6. "I'm Not Immune" by Forgetters

Blake Schwarzenbach couldn't care less if you want to hear a rehashed version of his former bands Jawbreaker or Jets to Brazil. With Forgetters, he reaches back to his punk roots while proudly wearing his new wave and goth influences on his tattered sleeve. Line of the song: "Is there some place we can go / And use each other in the dark?" Yes, Schwarzenbach still has it, folks.

5. "The Nights of Wine and Roses" by Japandroids

It starts with the fireworks. Then comes drummer David Prowse's bombastic floor tom beat. An antagonizing guitar fill follows. Then, boom! Brian King lunges face first into an anthem about smoking and drinking away any remaining semblance of care. Halfway through King yells like hell to the heavens and, no doubt, he is heard loud and clear.

4. "Thinkin Bout You" by Frank Ocean

The perfect opening track on a near-perfect album. Ocean opens up and shows off his infinite range while he gushes over the one that got away. I spent months thinking the chorus was "Do you light things on fire? Heyyy…," only to realize it's "Do you not think so far ahead." I still like my interpretation better.

3. "This Summer" by Superchunk

The essential summer banger of 2012. It touches on road trips, mix tapes, sleeping bags and practically every other endearing element that comes with summer fun. Twenty-plus years into its career, Superchunk has perfectly toed the line between aging gracefully without ever growing up.

2. "Old Black Hole" by Dr. Dog

Track two on Dr. Dog's near-perfect "Be the Void." This tune finds singer/guitarist Scott McKinney aimlessly pacing through a life of contradictions and clichés. "Old Black Hole" bundles everything I love about Dr. Dog into a three-minute pop nugget: swirling organs, witty lyrics, layers of percussion and a funky bass line.

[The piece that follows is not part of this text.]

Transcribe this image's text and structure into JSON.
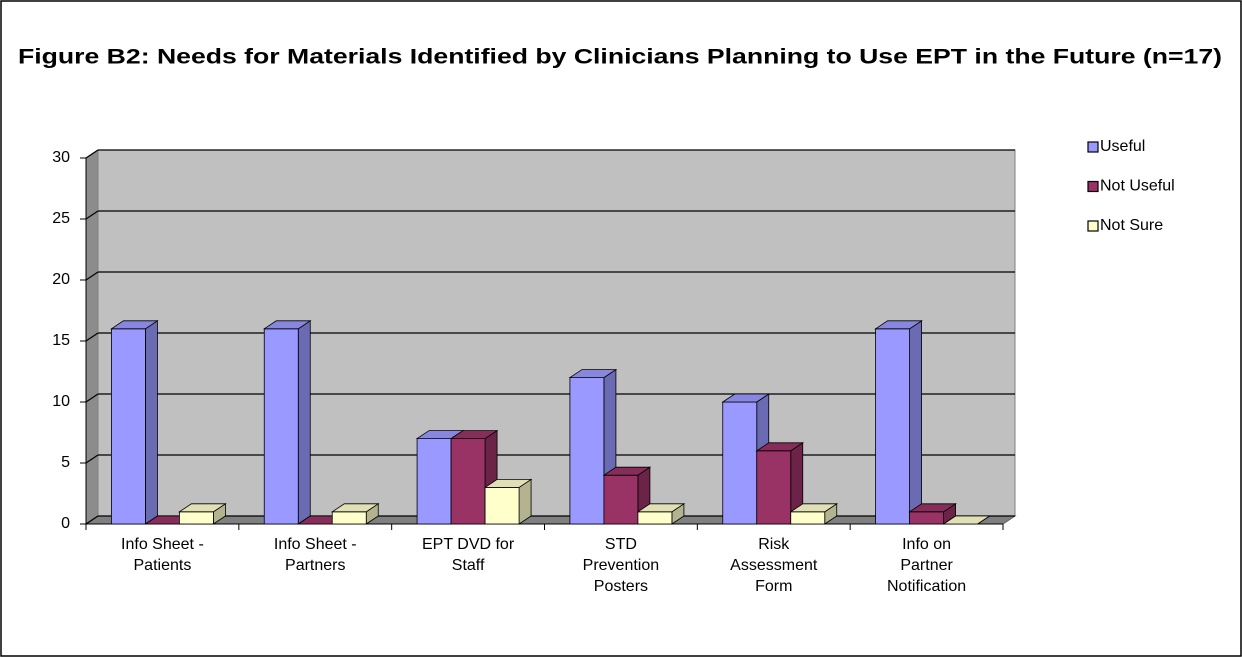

1. "Bitch Don't Kill My Vibe" by Kendrick Lamar

While Lamar's "good kid, m.A.A.d. city" album was arguably a bit overrated, not enough can be said about this track. His ghetto-alien drawl curls and wraps around a smokey R&B guitar strum, while a machine gun hi-hat taunts a bottomed-out bass kick. Is this what OutKast would sound like if they were from Compton?